We have written made available software and libraries that implement well known and experimental causal discovery algorithms:

 

Causal Command

A Java library and command line implementation of algorithms for performing causal discovery on big data. Use this software if you are interested incorporating analysis via a shell script or in a Java-based program. The ‘Software’ button below leads to a comprehensive repository. Choose the ‘causal-cmd-x.x.x -jar-with-dependencies.jar’ from the downloads list when using this as an executable via the command line or as an API in a Java program.

User guide Software

Tetrad

TETRAD is a desktop Java application that creates, simulates data from, estimates, tests, predicts with, and searches for causal and statistical models. The aim of the program is to provide sophisticated methods in a friendly interface requiring very little statistical sophistication of the user and no programming knowledge.

 

The program contains a variety of well-tested algorithms for searching for causal explanations of data under a variety of data formats and user knowledge of the domain, for uploading large data sets, manipulating data formats, and specifying models, as well as algorithms for estimating statistical parameters, testing models, predicting from models, altering predictions using new data, and extensive facilities for simulating data from user specified models, all in a uniform drag and drop graphical user interface.

 

WARNING:  Tetrad will not work well if your Java is 1.8 or lower.  Tetrad will work on all major platforms once a recent version (>1.8 or version 9+) of the Java JRE/JCK is installed.  We find that the most recent Corretto JRE/JDK with long term support (LTS) works well cross-platform.
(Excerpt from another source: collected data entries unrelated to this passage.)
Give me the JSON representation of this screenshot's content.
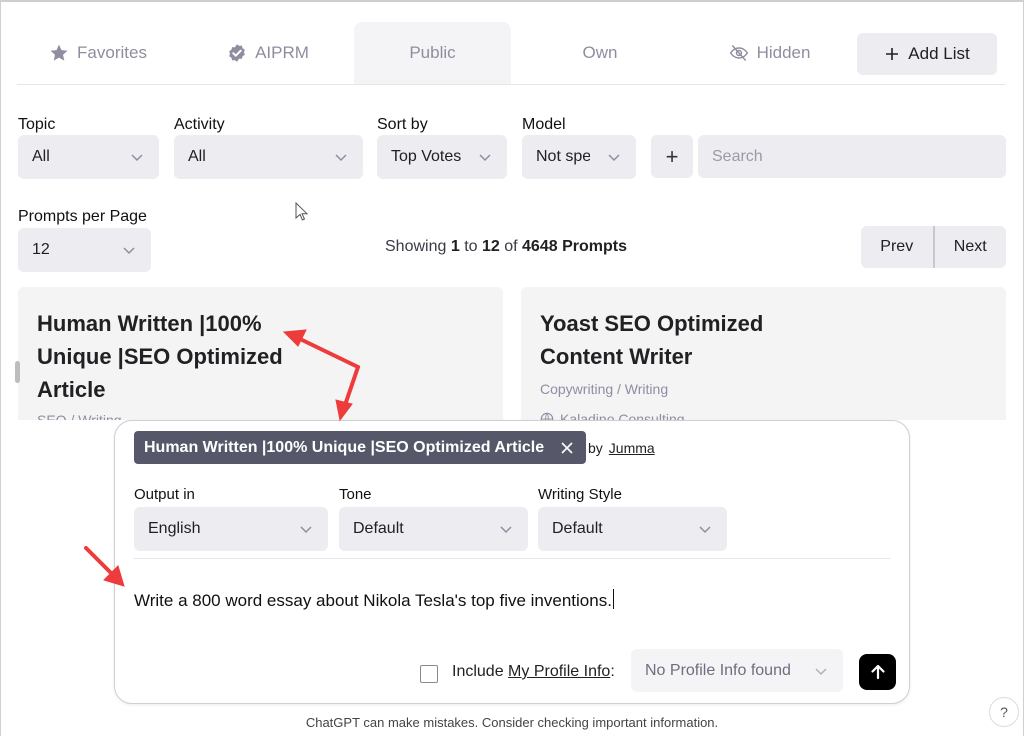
{
  "tabs": [
    {
      "label": "Favorites",
      "icon": "star-icon",
      "active": false
    },
    {
      "label": "AIPRM",
      "icon": "verified-badge-icon",
      "active": false
    },
    {
      "label": "Public",
      "icon": null,
      "active": true
    },
    {
      "label": "Own",
      "icon": null,
      "active": false
    },
    {
      "label": "Hidden",
      "icon": "eye-off-icon",
      "active": false
    }
  ],
  "add_list": {
    "label": "Add List",
    "icon": "plus-icon"
  },
  "filters": {
    "topic": {
      "label": "Topic",
      "value": "All"
    },
    "activity": {
      "label": "Activity",
      "value": "All"
    },
    "sort_by": {
      "label": "Sort by",
      "value": "Top Votes"
    },
    "model": {
      "label": "Model",
      "value": "Not specified"
    },
    "add_button": "+",
    "search": {
      "placeholder": "Search",
      "value": ""
    }
  },
  "prompts_per_page": {
    "label": "Prompts per Page",
    "value": "12"
  },
  "showing": {
    "prefix": "Showing",
    "from": "1",
    "to_word": "to",
    "to": "12",
    "of_word": "of",
    "total": "4648 Prompts"
  },
  "pager": {
    "prev": "Prev",
    "next": "Next"
  },
  "cards": [
    {
      "title_lines": [
        "Human Written |100%",
        "Unique |SEO Optimized",
        "Article"
      ],
      "category": "SEO / Writing"
    },
    {
      "title_lines": [
        "Yoast SEO Optimized",
        "Content Writer"
      ],
      "category": "Copywriting / Writing",
      "author": "Kaladino Consulting"
    }
  ],
  "composer": {
    "selected_prompt": "Human Written |100% Unique |SEO Optimized Article",
    "by_label": "by",
    "author": "Jumma",
    "output_in": {
      "label": "Output in",
      "value": "English"
    },
    "tone": {
      "label": "Tone",
      "value": "Default"
    },
    "writing_style": {
      "label": "Writing Style",
      "value": "Default"
    },
    "prompt_text": "Write a 800 word essay about Nikola Tesla's top five inventions.",
    "include_label": "Include",
    "profile_link": "My Profile Info",
    "colon": ":",
    "include_checked": false,
    "profile_select": "No Profile Info found"
  },
  "disclaimer": "ChatGPT can make mistakes. Consider checking important information.",
  "help": "?",
  "colors": {
    "chip_bg": "#565869",
    "control_bg": "#ececf1",
    "annotation_arrow": "#ee3b3b",
    "send_bg": "#000000"
  }
}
Tutorial Manual Tetrad Latest Executable MAVEN Github

Causal-Learn

Causal-Learn is a Python package for causal discovery that is being developed by the Causal-learn group at Carnegie Mellon University. The package implements both classical and state-of-the-art causal discovery algorithms, and continues to be under active development. Causal-learn can be viewed as a Python translation and extension of Tetrad.

Causal-Learn
TETRAD Utilities

Causal Compare – A command-line interface (CLI) for running algorithm comparison tool on simulated data.

Causal Compare

Finally, in the  CCD repository you will find API wrappers of TETRAD library of search algorithms that let you access the algorithms via Python, R, a command-line or web interface; and a tool for visualizing large complex graphs produced by TETRAD in Cytoscape.

 


Notes:

 

Bugs and Issues:

Please report any bugs that you might encounter on our issue trackers.

 

Acknowledgements:

If you use our software in your research, please acknowledge the Center for Causal Discovery, supported by grant U54HG008540, in any papers, presentations, or other dissemination of your work.

 

License Agreements:

All software is open-source and released under a dual licensing model. For non-profit institutions, the software is available under the GNU General Public License (GPL) v2 license.For-profit organizations that wish to commercialize enhanced or customized versions of the software will be able to purchase a commercial license on a case-by-case basis. The GPL license permits individuals to modify the source code and to share modifications with other colleagues/investigators. Specifically, it permits the dissemination and commercialization of enhanced or customized versions as well as incorporation of the software or its pieces into other license-compatible software packages, as long as modifications or enhancements are made open source.

 

By using software provided by the Center for Causal Discovery, you agree that no warranties of any kind are made by Carnegie Mellon University or the University of Pittsburgh with respect to the data provided by the software or any use thereof, and the universities hereby disclaim the implied warranties of merchantability, fitness for a particular purpose, and non-infringement. The universities shall not be liable for any claims, losses, or damages of any kind arising from the data provided by the software or any use thereof.